It's probably not the can of worms Dan Hawkins planned on opening up this week, but Tuesday afternoon, there they were, wriggling all over the floor at the Dal Ward Center.

In a candid moment Hawk likely wishes he could have back, he said, "I think there is a very good chance you could see both of them."


"Both of them," of course, means Colorado's two quarterbacks.

One is the recently benched starter (and the coach's son), Cody Hawkins, who got the hook in the fourth quarter of Saturday's loss at Texas. The other is newly anointed No. 1 Tyler Hansen, who is scheduled to start Saturday against Kansas and can only hope his first mistake won't be his last.

Dan Hawkins insists that isn't the case. After opening up the possibility of both playing against the Jayhawks -- and for the rest of the season, for that matter -- Hawk also made it clear that Hansen is the starter.

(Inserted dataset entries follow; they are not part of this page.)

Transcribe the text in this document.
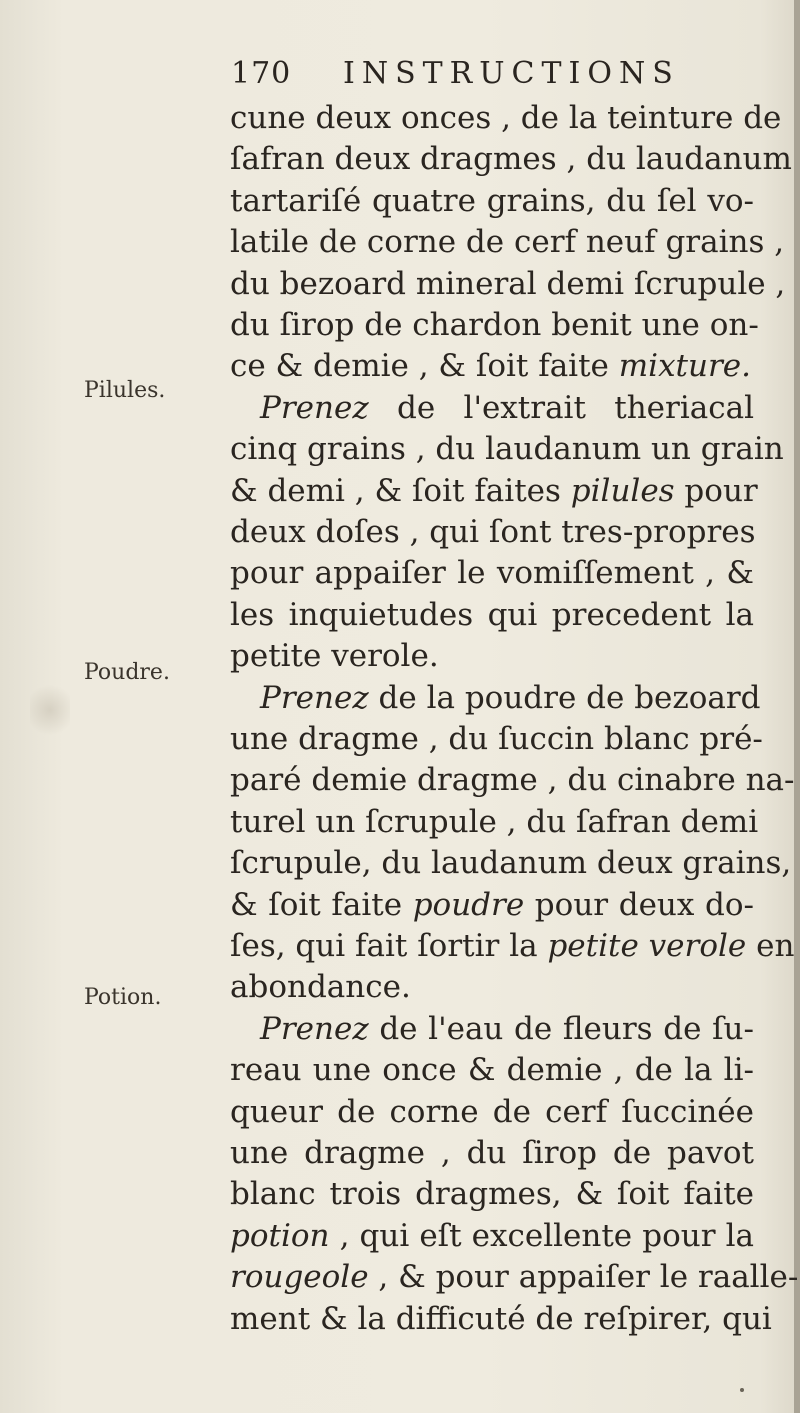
170 INSTRUCTIONS
Pilules.
Poudre.
Potion.
cune deux onces , de la teinture de
ſafran deux dragmes , du laudanum
tartariſé quatre grains, du ſel vo-
latile de corne de cerf neuf grains ,
du bezoard mineral demi ſcrupule ,
du ſirop de chardon benit une on-
ce & demie , & ſoit faite mixture.
Prenez de l'extrait theriacal
cinq grains , du laudanum un grain
& demi , & ſoit faites pilules pour
deux doſes , qui ſont tres-propres
pour appaiſer le vomiſſement , &
les inquietudes qui precedent la
petite verole.
Prenez de la poudre de bezoard
une dragme , du ſuccin blanc pré-
paré demie dragme , du cinabre na-
turel un ſcrupule , du ſafran demi
ſcrupule, du laudanum deux grains,
& ſoit faite poudre pour deux do-
ſes, qui fait ſortir la petite verole en
abondance.
Prenez de l'eau de fleurs de ſu-
reau une once & demie , de la li-
queur de corne de cerf ſuccinée
une dragme , du ſirop de pavot
blanc trois dragmes, & ſoit faite
potion , qui eſt excellente pour la
rougeole , & pour appaiſer le raalle-
ment & la difficuté de reſpirer, qui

"Tyler's the guy," Hawkins said, repeatedly. "You've got to have some continuity. I don't want him out there and have that hook hanging over him."

I believe him. But I also know the mere suggestion that Cody Hawkins might not be an observer for the rest of the season left Buff Nation in a tizzy (not to mention the media).

Hawkins' statements were broken down, analyzed and scrutinized as if there were hidden meanings and secret codes tucked carefully inside. Message boards lit up immediately, television stations breathlessly carried the "news" and even my own paper ran a headline on its Web site claiming that Hawkins had performed a "QB flip-flop.



At the risk of injecting just a little rational thought into theconversation -- something I admit does not fly well in the age of Internet anonymity and instant accusations -- I`m going to say there really wasn`t any secret meaning behind Hawkins` statements.

The guess here is that unless Hansen implodes on Saturday -- say, three interceptions and a couple of fumbles in the first half -- he`ll finish the game. He deserves at least the same chance that his counterpart received; I would hope that CU`s coaches give him that chance.

The best-case scenario, of course, is that Hansen renders moot all the hand-wringing and over-analyzing. The best-case scenario is that Hansen comes out and plays well against Kansas, proves that he deserves to keep the job and turns Cody Hawkins into the league`s most experienced backup.

"If Tyler gets out there and rolls, Cody may never play again," Dan Hawkins said.

But given that Hansen is likely to experience his own struggles, it does open up the question as to just how much latitude he will be given.

One interception? Two? One interception and a fumble? Three straight non-productive drives? Four?

In other words, will he be given the same opportunity and the same room to make the same number of mistakes as Cody Hawkins?

When I asked Dan Hawkins on Tuesday whether that would be the case, he answered in the affirmative.

Certainly that was the message that emanated immediately after last Saturday`s loss at Texas, when the head coach said, "We`re going to get him (Hansen) in there and he`s going to be the guy. Cody wants to be a coach; he`s going to learn what it`s like to be a coach."

That same night, offensive coordinator Eric Kiesau said, "I don`t want to get into the back and forth, back and forth or having packages," Kiesau said. "I want to have a guy. I want the team to see that."

Here`s hoping Hawkins and his staff stick to their guns in that regard.

I`d like to see Hansen get a couple of starts under his belt, no matter what happens. Cody Hawkins was afforded that opportunity against Colorado State and Toledo; Hansen should get the same chance. If CU`s coaches were really considering a quarterback rotation of some sort, they should have done it at the beginning of the season.

But now it`s too late. Throw Hansen into the fray and see what happens. Let him establish some rhythm, give him a chance for at least a couple of games and live with the results -- good or bad. We`ve seen what Cody Hawkins can do. Now it`s time to see whether another option might not be better, particularly when you take the long term into account.

What I think Dan Hawkins should have said Tuesday was that there was no way he could guarantee that Tyler Hansen would take every snap of every game for the rest of the season. No one can foresee every scenario, and if Hansen does inexplicably suffer some kind of meltdown (or injury), the option of returning to Hawkins has to be available.

But such a switch should be a matter of last resort. Anything less will bring into question credibility issues. If Kiesau is indeed in charge of the offense, he needs to remember his words: "I want to have a guy. I want the team to see that."

What`s clear is that CU`s coaches promised Hansen a legitimate shot at the job, a job that his counterpart lost only after four losses and a heartbreaking interception against the No. 2 team in the nation.

Hansen should get the same chance, and not just because it might make a difference for a game or two. Rather, there`s far more at stake here.

CU`s coaches gave their word to a player and made it public. They said a change was in order.

Now they need to let the kid play -- and let the rest of the team see that their word is good.